On the surface, Claudia Weill’s low-budget 1978 indie film Girlfriends tells the story of a friendship between two roommates who aspire to be artists: Susan Weinblatt (Melanie Mayron) photographs bar mitzvahs but also shoots intimate photos and dreams of one day having a gallery showing, while Anne Munroe (Anita Skinner) writes poetry and struggles to find time to work on a novel. One might expect this setup to be ripe for rom-com shenanigans, but Girlfriends is not that kind of film. Men do appear—Eric (Christopher Guest) as a potential boyfriend for Susan, and Martin (Bob Balaban) as the man Anne marries—but the comedy is decidedly subdued and the narrative remains very much focused on the women’s friendship as each pursues a different path while also striving to hold on to a sense of independence.

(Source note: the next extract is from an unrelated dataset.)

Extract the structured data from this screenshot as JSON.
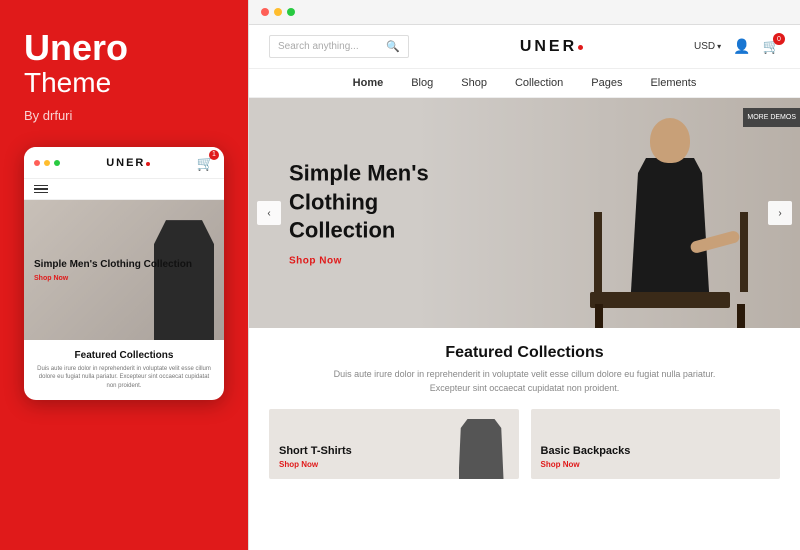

Girlfriends is very much a film of its time (the look and milieu is decidedly late ‘70s New York City) when the patriarchal order was being questioned and women were demanding equal rights, but its central theme—defining one's self while navigating the rocky shoals of relationships—is timeless and presented with a searching honesty.

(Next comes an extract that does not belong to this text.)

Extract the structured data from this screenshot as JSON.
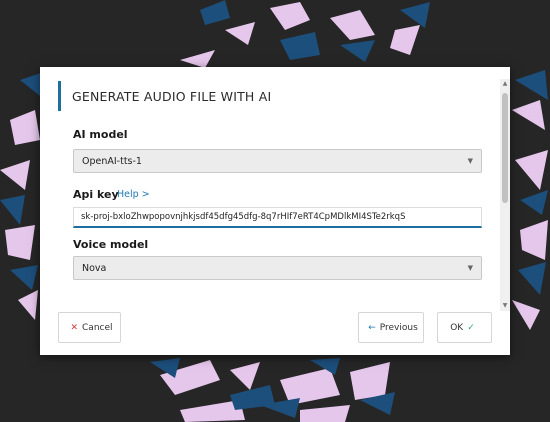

Sidebar: an excellent companion piece is Criterion’s recent release of D.A. Pennebaker and Chris Hegedus’s 1979 film Town Bloody Hall, in which pugnacious author Norman Mailer squares off against feminists including Germaine Greer in a vibrant debate about women’s liberation.

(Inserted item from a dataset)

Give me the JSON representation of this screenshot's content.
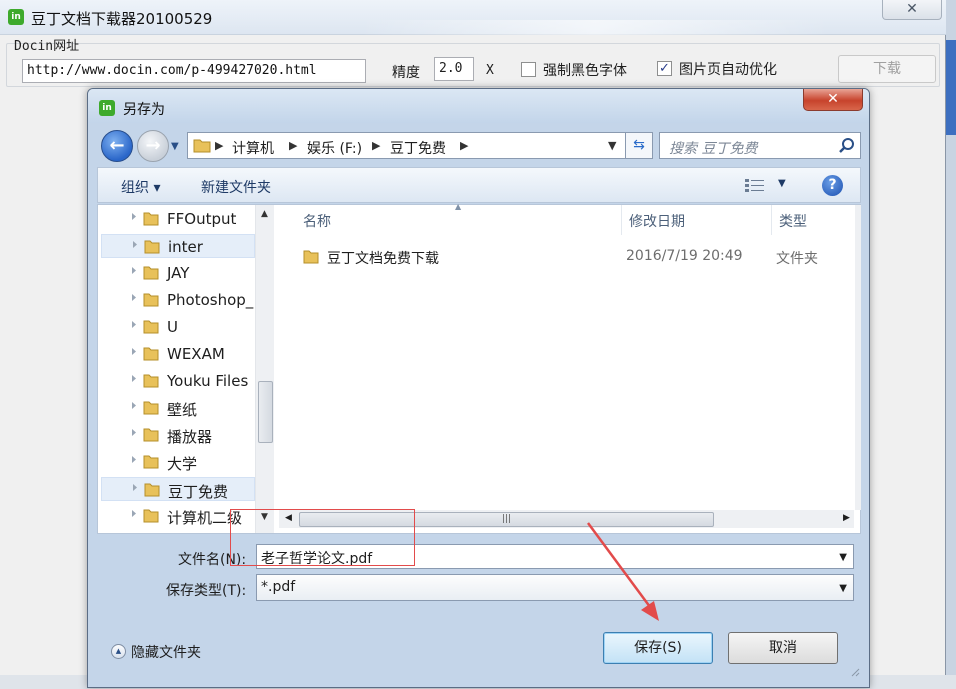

Presented with a 4K digital restoration of the original 16mm film, extras on Girlfriends include interviews (with Weill, Mayron, Guest, Balaban, screenwriter Vicki Polon, and writer and director Joey Soloway), Weill and Joyce Chopra’s 1972 short film “Joyce at 34,” Weill’s 1973 short film “Commuters,” and a booklet with essays by critic Molly Haskell and scholar Carol Gilligan. Recommended.